Code Monkey home page Code Monkey logo

nebula-spark-connector's Introduction

NebulaGraph Spark Connector

中文版

Introduction

NebulaGraph Spark Connector 2.0/3.0 only supports NebulaGraph 2.x/3.x. If you are using NebulaGraph v1.x, please use NebulaGraph Spark Connector v1.0 .

NebulaGraph Spark Connector support spark 2.2, 2.4 and 3.0.

How to Compile

  1. Package NebulaGraph Spark Connector.

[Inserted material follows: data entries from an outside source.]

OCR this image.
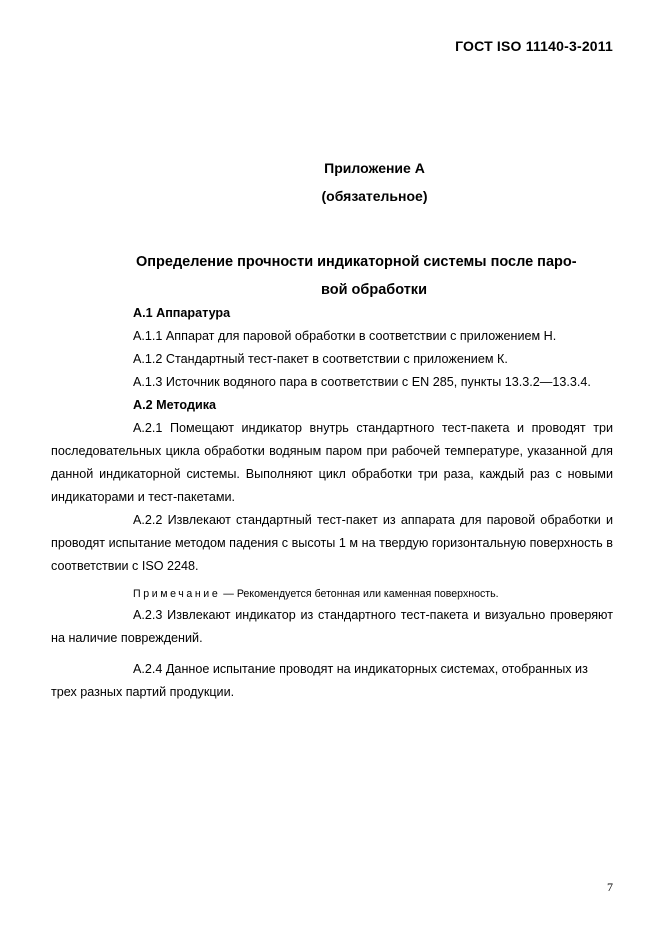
ГОСТ ISO 11140-3-2011
Приложение А
(обязательное)
Определение прочности индикаторной системы после паро-
вой обработки

А.1 Аппаратура

А.1.1 Аппарат для паровой обработки в соответствии с приложением Н.

А.1.2 Стандартный тест-пакет в соответствии с приложением К.

А.1.3 Источник водяного пара в соответствии с EN 285, пункты 13.3.2—13.3.4.

А.2 Методика

А.2.1 Помещают индикатор внутрь стандартного тест-пакета и проводят три последовательных цикла обработки водяным паром при рабочей температуре, указанной для данной индикаторной системы. Выполняют цикл обработки три раза, каждый раз с новыми индикаторами и тест-пакетами.

А.2.2 Извлекают стандартный тест-пакет из аппарата для паровой обработки и проводят испытание методом падения с высоты 1 м на твердую горизонтальную поверхность в соответствии с ISO 2248.

Примечание — Рекомендуется бетонная или каменная поверхность.

А.2.3 Извлекают индикатор из стандартного тест-пакета и визуально проверяют на наличие повреждений.

А.2.4 Данное испытание проводят на индикаторных системах, отобранных из трех разных партий продукции.

7
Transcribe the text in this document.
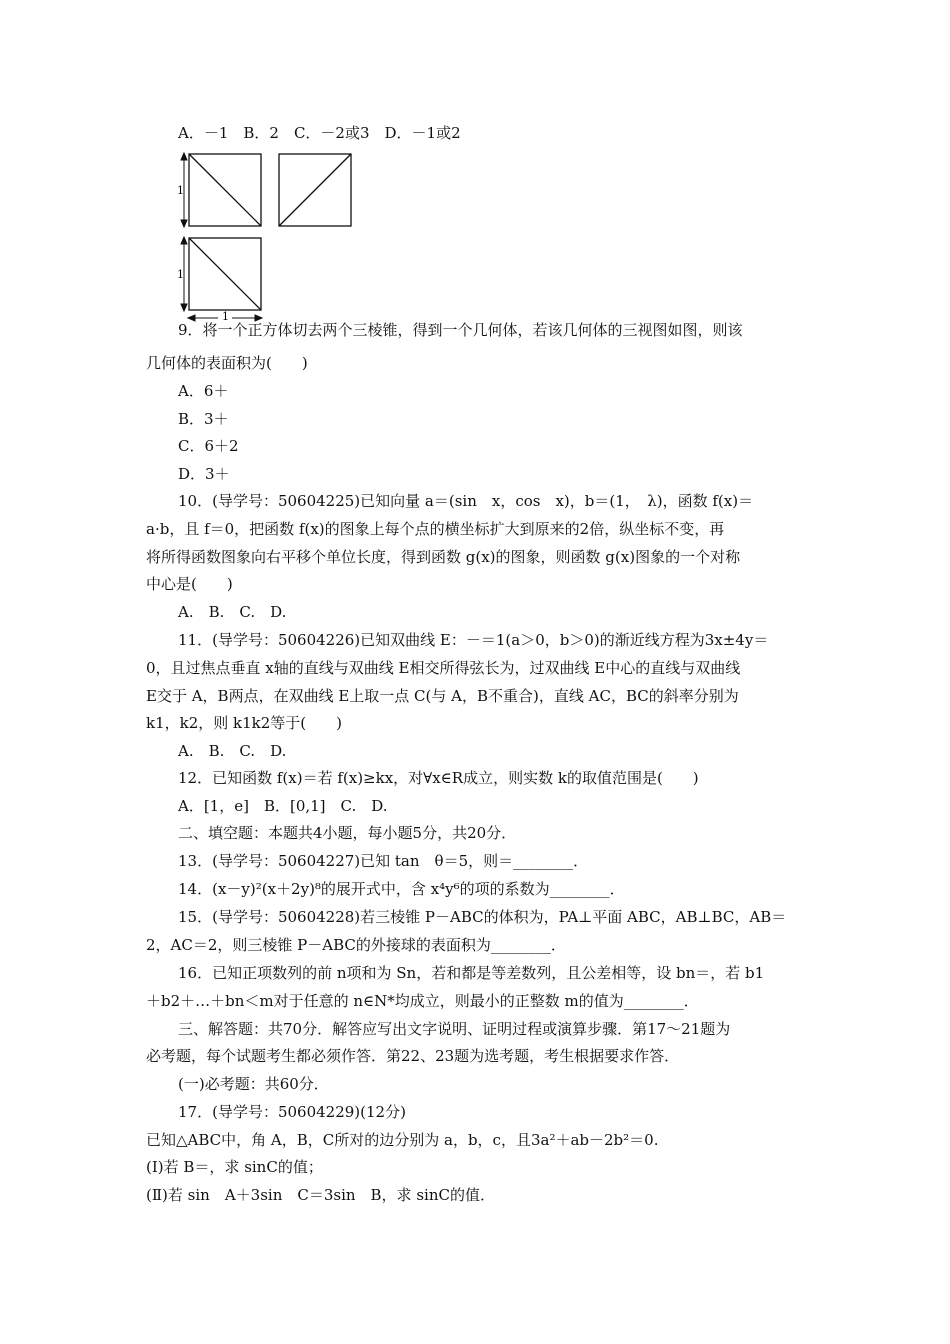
1
1
1
A．－1　B．2　C．－2或3　D．－1或2
9．将一个正方体切去两个三棱锥，得到一个几何体，若该几何体的三视图如图，则该
几何体的表面积为(　　)
A．6＋
B．3＋
C．6＋2
D．3＋
10．(导学号：50604225)已知向量 a＝(sin　x，cos　x)，b＝(1，　λ)，函数 f(x)＝
a·b，且 f＝0，把函数 f(x)的图象上每个点的横坐标扩大到原来的2倍，纵坐标不变，再
将所得函数图象向右平移个单位长度，得到函数 g(x)的图象，则函数 g(x)图象的一个对称
中心是(　　)
A.　B.　C.　D.
11．(导学号：50604226)已知双曲线 E：－＝1(a＞0，b＞0)的渐近线方程为3x±4y＝
0，且过焦点垂直 x轴的直线与双曲线 E相交所得弦长为，过双曲线 E中心的直线与双曲线
E交于 A，B两点，在双曲线 E上取一点 C(与 A，B不重合)，直线 AC，BC的斜率分别为
k1，k2，则 k1k2等于(　　)
A.　B.　C.　D.
12．已知函数 f(x)＝若 f(x)≥kx，对∀x∈R成立，则实数 k的取值范围是(　　)
A．[1，e]　B．[0,1]　C.　D.
二、填空题：本题共4小题，每小题5分，共20分．
13．(导学号：50604227)已知 tan　θ＝5，则＝________．
14．(x－y)²(x＋2y)⁸的展开式中，含 x⁴y⁶的项的系数为________．
15．(导学号：50604228)若三棱锥 P－ABC的体积为，PA⊥平面 ABC，AB⊥BC，AB＝
2，AC＝2，则三棱锥 P－ABC的外接球的表面积为________．
16．已知正项数列的前 n项和为 Sn，若和都是等差数列，且公差相等，设 bn＝，若 b1
＋b2＋…＋bn＜m对于任意的 n∈N*均成立，则最小的正整数 m的值为________．
三、解答题：共70分．解答应写出文字说明、证明过程或演算步骤．第17～21题为
必考题，每个试题考生都必须作答．第22、23题为选考题，考生根据要求作答．
(一)必考题：共60分．
17．(导学号：50604229)(12分)
已知△ABC中，角 A，B，C所对的边分别为 a，b，c，且3a²＋ab－2b²＝0.
(Ⅰ)若 B＝，求 sinC的值；
(Ⅱ)若 sin　A＋3sin　C＝3sin　B，求 sinC的值．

    $ git clone https://github.com/vesoft-inc/nebula-spark-connector.git
    $ cd nebula-spark-connector
    $ mvn clean package -Dmaven.test.skip=true -Dgpg.skip -Dmaven.javadoc.skip=true -pl nebula-spark-connector -am -Pscala-2.11 -Pspark-2.4

    if you want to use connector for spark 2.2.x, use the command:

    $ cd nebula-spark-connector
    $ mvn clean package -Dmaven.test.skip=true -Dgpg.skip -Dmaven.javadoc.skip=true -pl nebula-spark-connector_2.2 -am -Pscala-2.11 -Pspark-2.2
    

    if you want to use connector for spark 3.x, use the command:

    $ cd nebula-spark-connector
    $ mvn clean package -Dmaven.test.skip=true -Dgpg.skip -Dmaven.javadoc.skip=true -pl nebula-spark-connector_3.0 -am -Pscala-2.12 -Pspark-3.0
    

    After the packaging, you can see the newly generated nebula-spark-connector-3.0-SNAPSHOT.jar under the nebula-spark-connector/nebula-spark-connector/target/ directory.

New Features (Compared to NebulaGraph Spark Connector 1.0)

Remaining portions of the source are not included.